Simplify `format_integer_with_underscore_sep` #141369

yotamofek · 2025-05-21T21:14:13Z

Noticed that this helper fn only ever gets called with decimal-base-formatted ints, so can be simplified a lot by not trying to handle hex and octal radixes.
Second commit is completely unrelated, just simplified some code I wrote a while back 😁

rustbot · 2025-05-21T21:14:17Z

r? @notriddle

rustbot has assigned @notriddle.
They will have a look at your PR within the next two weeks and either review your PR or reassign to another reviewer.

Use r? to explicitly pick a reviewer

lolbinarycat

a few issues but mainly seems like a decent idea to slim down an overly flexible test helper.

lolbinarycat · 2025-05-21T23:56:56Z

src/librustdoc/clean/utils.rs

+        num.as_bytes().rchunks(3).rev().intersperse(b"_").flatten().copied().map(char::from),
+    )


using as_bytes and char::from like this is technically a logic error, as it will turn every byte of a UTF-8 sequence into the corresponding unicode codepoint.

it does happen to work here since we're never using non-ascii (if we were then reversing a string bytewise would be extremely problematic), but String::from_utf8(...).unwrap() represents the intent much more cleanly.

Not that this function is hot enough to prefer performance over correctness,
but I think in this case it's quite obvious that this is ok since Displaying integers will always result in an ASCII-only string. We can also collect into a vector of chars, like the old version.

If we do want to care about performance here, I would just use String::from_utf8_unchecked. This should actually be more performant than char::from since it fully erases any non-ascii code. it will also at least give us a panic on miri instead of just silent corruption if somehow this gets rewritten into something that does produce non-ascii.
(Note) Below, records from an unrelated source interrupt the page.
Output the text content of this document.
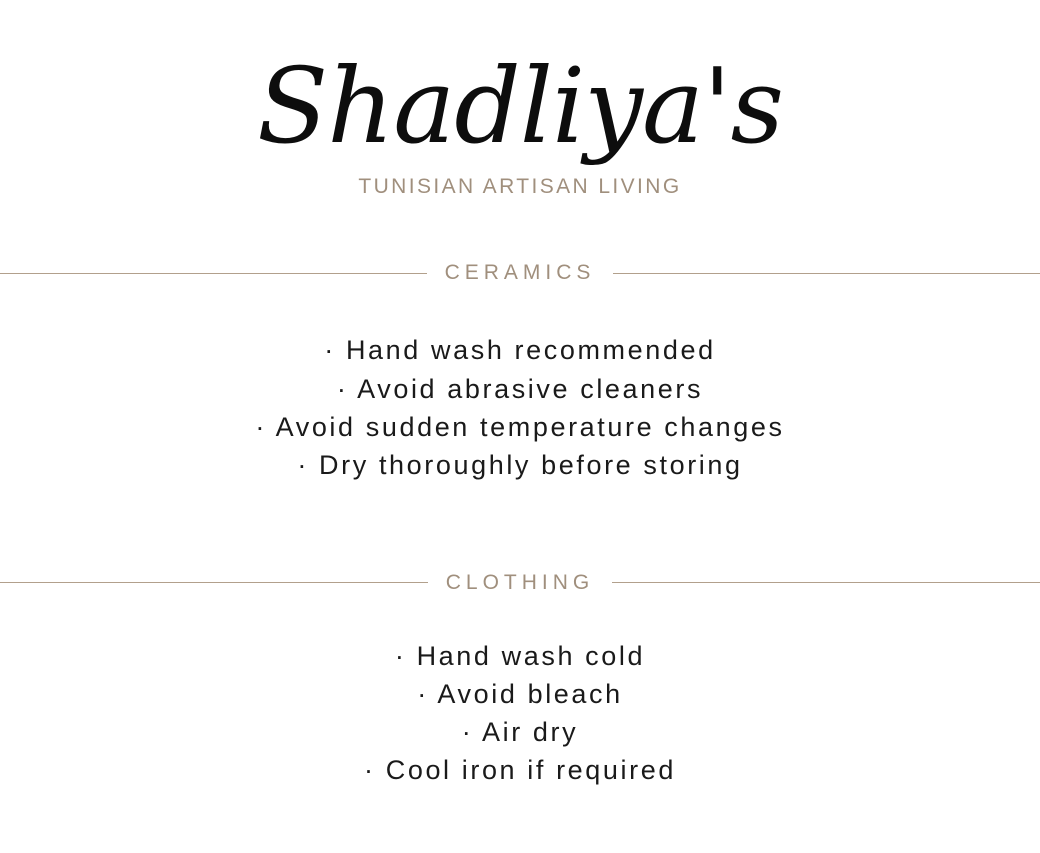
Shadliya's
TUNISIAN ARTISAN LIVING
CERAMICS
· Hand wash recommended
· Avoid abrasive cleaners
· Avoid sudden temperature changes
· Dry thoroughly before storing
CLOTHING
· Hand wash cold
· Avoid bleach
· Air dry
· Cool iron if required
there's also u8.as_ascii(), since String impls Extend<ascii::Char>.

There's no way unsafe code would be justified here.

as_ascii seems like the right way to do this, since it panics if it's given non-ASCII text, but doesn't make the code much more complex:

fn format_integer_with_underscore_sep(num: u128, is_negative: bool) -> String { let num = num.to_string(); let mut result = if is_negative { "-" } else { "" }.to_string(); result.extend( num.as_bytes().rchunks(3).rev().intersperse(b"_").flatten().copied().map(|b| b.as_ascii().unwrap()) ); result }

If we wouldn't accept unsafe here, then I think we definitely shouldn't accept the potential of silent logic errors.

One nice thing is that String::from_utf8 has a concrete signature, so you can use collect without type hints, but I'm really fine with any solution which isn't char::from. If nothing else using char::from in this way is a bad habit I don't think we should encourage.

Ended up using str::as_ascii so there's only one unwrap, IMHO it looks kinda nice now!

src/librustdoc/clean/utils.rs

yotamofek · 2025-05-22T10:20:48Z

a few issues but mainly seems like a decent idea to slim down an overly flexible test helper.

BTW, this is not a test helper, it's used in the generation of docs :)

lolbinarycat · 2025-05-22T17:10:18Z

BTW, this is not a test helper, it's used in the generation of docs :)

yeah i noticed that after your comment, github put the diff break in a very confusing spot :p

Only ever needs to handle decimal reprs

notriddle · 2025-05-23T16:13:19Z

@bors r+ rollup

bors · 2025-05-23T16:13:21Z

📌 Commit 5c735d1 has been approved by notriddle

It is now in the queue for this repository.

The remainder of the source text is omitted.